News / USA

    US Doctor With Ebola Returns Home

    Will Elphick, left, director of Liberia for SIM, USA listens as SIM President Bruce Johnson speaks at a news conference in Charlotte, N.C., Wednesday, Sept., 3, 2014.
    Will Elphick, left, director of Liberia for SIM, USA listens as SIM President Bruce Johnson speaks at a news conference in Charlotte, N.C., Wednesday, Sept., 3, 2014.
    VOA News

    A third U.S. health care worker is returning home after contracting the Ebola virus while working in West Africa.

    Rick Sacra, who was working in Liberia, is scheduled to arrive in Nebraska Friday.

    Sacra will receive treatment at the biocontainment center of the Nebraska Medical Center in Omaha.

    The first two American health care workers infected with Ebola - Kent Brantly and Nancy Writebol – have recovered since being flown to Atlanta’s Emory University Hospital for treatment. 

    Sacra served with the North Carolina-based charity SIM while in Liberia. 

    SIM's President Bruce Johnson said Sacra received "excellent care" at its facility in Liberia, but the U.S. hospital provides advanced monitoring equipment and a wider availability of treatment options.

    Nearly 200 experts on Ebola are meeting in Switzerland to discuss possible cures and vaccines for the disease as the number of cases in West Africa continues to rise.

    No cure or vaccine exists for the deadly disease, although an experimental serum, Zmapp, made by a U.S. company, has been given to a small number of patients, some of whom have survived.

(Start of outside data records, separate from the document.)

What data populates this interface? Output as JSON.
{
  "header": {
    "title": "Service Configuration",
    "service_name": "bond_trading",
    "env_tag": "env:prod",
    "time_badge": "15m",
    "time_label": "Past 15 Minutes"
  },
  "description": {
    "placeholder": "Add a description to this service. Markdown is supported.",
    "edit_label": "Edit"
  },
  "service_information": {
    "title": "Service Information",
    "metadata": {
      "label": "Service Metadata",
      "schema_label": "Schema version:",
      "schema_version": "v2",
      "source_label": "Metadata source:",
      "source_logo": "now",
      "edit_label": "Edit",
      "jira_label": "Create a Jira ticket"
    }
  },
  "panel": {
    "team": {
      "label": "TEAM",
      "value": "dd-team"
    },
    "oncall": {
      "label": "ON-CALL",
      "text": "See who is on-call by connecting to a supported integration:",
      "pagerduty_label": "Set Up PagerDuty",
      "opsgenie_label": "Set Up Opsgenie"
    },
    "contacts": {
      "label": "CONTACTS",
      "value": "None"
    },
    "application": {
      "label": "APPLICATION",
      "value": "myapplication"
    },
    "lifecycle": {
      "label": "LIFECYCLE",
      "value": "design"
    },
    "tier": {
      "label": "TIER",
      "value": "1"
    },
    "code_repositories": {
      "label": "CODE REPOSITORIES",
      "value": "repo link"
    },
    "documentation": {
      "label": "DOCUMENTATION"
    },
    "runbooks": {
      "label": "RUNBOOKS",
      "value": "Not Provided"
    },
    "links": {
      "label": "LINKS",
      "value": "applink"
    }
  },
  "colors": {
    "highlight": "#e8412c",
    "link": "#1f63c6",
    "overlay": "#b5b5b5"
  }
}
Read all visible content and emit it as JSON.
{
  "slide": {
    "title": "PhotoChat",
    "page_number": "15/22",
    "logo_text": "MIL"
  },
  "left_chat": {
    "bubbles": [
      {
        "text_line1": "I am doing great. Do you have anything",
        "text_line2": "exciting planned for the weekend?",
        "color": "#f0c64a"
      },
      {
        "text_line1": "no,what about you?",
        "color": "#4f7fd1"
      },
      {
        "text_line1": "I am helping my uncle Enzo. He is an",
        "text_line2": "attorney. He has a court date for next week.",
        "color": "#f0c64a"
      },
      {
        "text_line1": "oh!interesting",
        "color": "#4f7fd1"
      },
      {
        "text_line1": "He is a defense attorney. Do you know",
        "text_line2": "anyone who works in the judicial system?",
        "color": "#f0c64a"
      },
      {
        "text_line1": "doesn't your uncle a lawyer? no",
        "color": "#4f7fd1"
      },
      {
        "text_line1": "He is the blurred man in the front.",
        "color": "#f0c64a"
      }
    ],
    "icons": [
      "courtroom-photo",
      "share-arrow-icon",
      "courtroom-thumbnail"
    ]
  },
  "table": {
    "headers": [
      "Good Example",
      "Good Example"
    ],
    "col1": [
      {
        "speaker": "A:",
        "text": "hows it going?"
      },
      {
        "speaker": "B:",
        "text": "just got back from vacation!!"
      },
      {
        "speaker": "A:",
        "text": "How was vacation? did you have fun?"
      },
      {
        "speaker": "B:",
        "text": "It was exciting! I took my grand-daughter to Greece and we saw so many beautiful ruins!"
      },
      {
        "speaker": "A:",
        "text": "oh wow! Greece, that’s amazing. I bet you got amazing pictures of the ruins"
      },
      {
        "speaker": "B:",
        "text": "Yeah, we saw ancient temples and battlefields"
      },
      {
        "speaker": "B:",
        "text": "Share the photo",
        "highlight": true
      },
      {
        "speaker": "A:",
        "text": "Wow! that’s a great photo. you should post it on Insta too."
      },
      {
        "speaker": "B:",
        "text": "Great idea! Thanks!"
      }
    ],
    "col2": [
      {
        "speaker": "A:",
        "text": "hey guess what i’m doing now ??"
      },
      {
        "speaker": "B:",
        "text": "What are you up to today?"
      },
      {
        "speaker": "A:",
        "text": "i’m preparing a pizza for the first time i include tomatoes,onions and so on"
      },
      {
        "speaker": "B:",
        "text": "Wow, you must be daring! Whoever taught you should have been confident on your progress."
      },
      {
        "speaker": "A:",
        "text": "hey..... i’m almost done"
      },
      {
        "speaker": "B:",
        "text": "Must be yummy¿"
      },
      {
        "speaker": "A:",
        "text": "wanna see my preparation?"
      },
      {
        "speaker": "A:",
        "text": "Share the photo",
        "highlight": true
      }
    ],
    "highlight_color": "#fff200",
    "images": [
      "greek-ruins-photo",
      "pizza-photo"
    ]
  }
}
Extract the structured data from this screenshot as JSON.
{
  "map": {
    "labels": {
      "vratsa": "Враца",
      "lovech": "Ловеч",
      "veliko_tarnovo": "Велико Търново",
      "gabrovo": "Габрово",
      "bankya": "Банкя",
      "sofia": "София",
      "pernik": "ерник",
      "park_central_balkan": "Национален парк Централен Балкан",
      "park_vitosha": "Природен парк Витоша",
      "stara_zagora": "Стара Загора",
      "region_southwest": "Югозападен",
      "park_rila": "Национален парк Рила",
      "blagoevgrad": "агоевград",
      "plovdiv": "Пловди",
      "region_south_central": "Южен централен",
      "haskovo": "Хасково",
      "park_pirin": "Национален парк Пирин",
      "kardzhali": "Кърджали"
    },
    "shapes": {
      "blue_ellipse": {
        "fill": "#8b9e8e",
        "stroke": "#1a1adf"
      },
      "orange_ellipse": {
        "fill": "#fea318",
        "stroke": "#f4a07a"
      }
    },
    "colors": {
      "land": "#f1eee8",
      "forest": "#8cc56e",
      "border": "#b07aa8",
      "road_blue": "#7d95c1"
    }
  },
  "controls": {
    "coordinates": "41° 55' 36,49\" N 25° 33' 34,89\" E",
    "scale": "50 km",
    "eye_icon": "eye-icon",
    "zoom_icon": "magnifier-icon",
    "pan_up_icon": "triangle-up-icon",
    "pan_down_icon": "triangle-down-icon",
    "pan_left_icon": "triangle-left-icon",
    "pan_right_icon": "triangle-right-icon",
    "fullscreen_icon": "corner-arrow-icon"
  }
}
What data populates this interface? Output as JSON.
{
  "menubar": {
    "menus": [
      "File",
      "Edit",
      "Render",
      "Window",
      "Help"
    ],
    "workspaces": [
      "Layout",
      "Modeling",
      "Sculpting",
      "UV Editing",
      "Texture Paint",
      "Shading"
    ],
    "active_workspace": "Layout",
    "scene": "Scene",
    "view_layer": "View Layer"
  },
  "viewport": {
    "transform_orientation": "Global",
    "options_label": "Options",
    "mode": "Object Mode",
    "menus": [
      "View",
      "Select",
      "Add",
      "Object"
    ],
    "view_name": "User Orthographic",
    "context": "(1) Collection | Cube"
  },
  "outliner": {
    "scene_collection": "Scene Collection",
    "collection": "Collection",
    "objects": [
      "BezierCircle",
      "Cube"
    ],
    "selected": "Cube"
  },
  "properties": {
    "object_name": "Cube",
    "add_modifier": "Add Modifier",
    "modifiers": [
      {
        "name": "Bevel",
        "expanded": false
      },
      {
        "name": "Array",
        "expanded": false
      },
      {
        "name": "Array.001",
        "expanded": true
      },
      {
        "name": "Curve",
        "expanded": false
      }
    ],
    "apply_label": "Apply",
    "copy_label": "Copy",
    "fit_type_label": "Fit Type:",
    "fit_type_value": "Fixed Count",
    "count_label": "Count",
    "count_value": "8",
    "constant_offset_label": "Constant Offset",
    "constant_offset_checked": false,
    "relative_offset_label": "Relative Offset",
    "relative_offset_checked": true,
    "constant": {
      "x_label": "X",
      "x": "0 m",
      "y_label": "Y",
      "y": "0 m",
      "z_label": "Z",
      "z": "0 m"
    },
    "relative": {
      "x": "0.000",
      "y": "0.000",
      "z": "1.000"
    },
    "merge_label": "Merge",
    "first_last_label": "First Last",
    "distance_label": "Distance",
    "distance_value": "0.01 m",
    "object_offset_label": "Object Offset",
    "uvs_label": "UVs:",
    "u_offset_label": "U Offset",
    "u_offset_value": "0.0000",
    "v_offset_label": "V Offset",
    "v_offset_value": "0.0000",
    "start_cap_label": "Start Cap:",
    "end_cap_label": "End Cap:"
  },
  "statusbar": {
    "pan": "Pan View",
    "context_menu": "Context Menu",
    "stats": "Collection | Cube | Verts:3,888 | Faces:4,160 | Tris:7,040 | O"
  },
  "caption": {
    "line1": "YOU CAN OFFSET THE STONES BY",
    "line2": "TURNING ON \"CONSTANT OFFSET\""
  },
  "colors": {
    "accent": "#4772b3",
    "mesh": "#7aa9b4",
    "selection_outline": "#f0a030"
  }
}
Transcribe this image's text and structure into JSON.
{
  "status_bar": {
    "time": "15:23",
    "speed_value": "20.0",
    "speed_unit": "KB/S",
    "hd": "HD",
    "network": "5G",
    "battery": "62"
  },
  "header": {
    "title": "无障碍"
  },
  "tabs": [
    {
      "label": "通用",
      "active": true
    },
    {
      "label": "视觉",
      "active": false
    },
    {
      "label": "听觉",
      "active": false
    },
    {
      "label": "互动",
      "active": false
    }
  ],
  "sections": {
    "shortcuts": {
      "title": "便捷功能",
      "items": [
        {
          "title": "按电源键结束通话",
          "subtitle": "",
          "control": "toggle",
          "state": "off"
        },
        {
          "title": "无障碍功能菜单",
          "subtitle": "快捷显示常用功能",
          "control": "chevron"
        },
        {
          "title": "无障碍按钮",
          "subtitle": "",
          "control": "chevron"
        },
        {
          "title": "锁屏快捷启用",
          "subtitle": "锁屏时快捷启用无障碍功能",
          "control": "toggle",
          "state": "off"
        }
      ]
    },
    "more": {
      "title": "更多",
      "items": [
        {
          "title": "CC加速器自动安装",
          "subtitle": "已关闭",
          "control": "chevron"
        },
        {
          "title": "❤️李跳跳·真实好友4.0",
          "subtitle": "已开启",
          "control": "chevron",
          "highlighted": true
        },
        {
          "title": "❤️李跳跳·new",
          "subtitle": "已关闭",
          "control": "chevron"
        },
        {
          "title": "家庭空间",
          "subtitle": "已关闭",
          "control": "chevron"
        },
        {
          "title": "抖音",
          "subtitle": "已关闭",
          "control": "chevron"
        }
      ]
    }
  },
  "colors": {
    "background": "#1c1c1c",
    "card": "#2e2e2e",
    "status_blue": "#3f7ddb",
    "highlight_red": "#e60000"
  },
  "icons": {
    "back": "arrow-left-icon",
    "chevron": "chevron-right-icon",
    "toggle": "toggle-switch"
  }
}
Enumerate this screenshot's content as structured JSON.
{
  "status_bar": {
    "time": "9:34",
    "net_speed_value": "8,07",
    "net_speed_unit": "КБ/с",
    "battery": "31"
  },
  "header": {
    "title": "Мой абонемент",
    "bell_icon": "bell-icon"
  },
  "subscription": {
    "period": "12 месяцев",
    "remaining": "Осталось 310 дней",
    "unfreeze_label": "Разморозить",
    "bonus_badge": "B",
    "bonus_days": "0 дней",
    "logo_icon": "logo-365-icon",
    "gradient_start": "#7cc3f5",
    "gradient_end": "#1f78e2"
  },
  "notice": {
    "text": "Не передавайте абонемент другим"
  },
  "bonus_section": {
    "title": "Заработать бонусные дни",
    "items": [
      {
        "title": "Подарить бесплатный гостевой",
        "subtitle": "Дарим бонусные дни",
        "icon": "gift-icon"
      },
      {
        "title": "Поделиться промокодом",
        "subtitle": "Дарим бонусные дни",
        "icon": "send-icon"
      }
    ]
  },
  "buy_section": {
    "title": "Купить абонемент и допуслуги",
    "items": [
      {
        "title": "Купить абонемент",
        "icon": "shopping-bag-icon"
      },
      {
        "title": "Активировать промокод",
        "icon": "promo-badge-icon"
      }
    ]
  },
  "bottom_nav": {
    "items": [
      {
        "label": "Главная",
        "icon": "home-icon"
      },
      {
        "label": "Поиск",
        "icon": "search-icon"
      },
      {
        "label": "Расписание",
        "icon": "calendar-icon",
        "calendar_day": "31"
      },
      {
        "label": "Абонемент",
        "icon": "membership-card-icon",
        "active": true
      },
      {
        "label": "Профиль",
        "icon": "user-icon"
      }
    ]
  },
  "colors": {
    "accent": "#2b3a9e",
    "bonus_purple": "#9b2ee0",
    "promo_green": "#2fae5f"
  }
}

    The World Health Organization reports the West African Ebola outbreak has killed more than 1,900 people and infected at least 3,500, mostly in Guinea, Liberia and Sierra Leone.

    In an editorial this week in The Washington Post, World Bank President Jim Yong Kim and Harvard University professor Paul Farmer described the global response to Ebola as "disastrously inadequate." 

    They blamed it on what they said is the lack of adequate basic health care in West Africa and a bias toward wealthier nations. 

    Kim and Farmer said if the outbreak took place in a Western city such as New York or Washington, the disease could be contained or eliminated.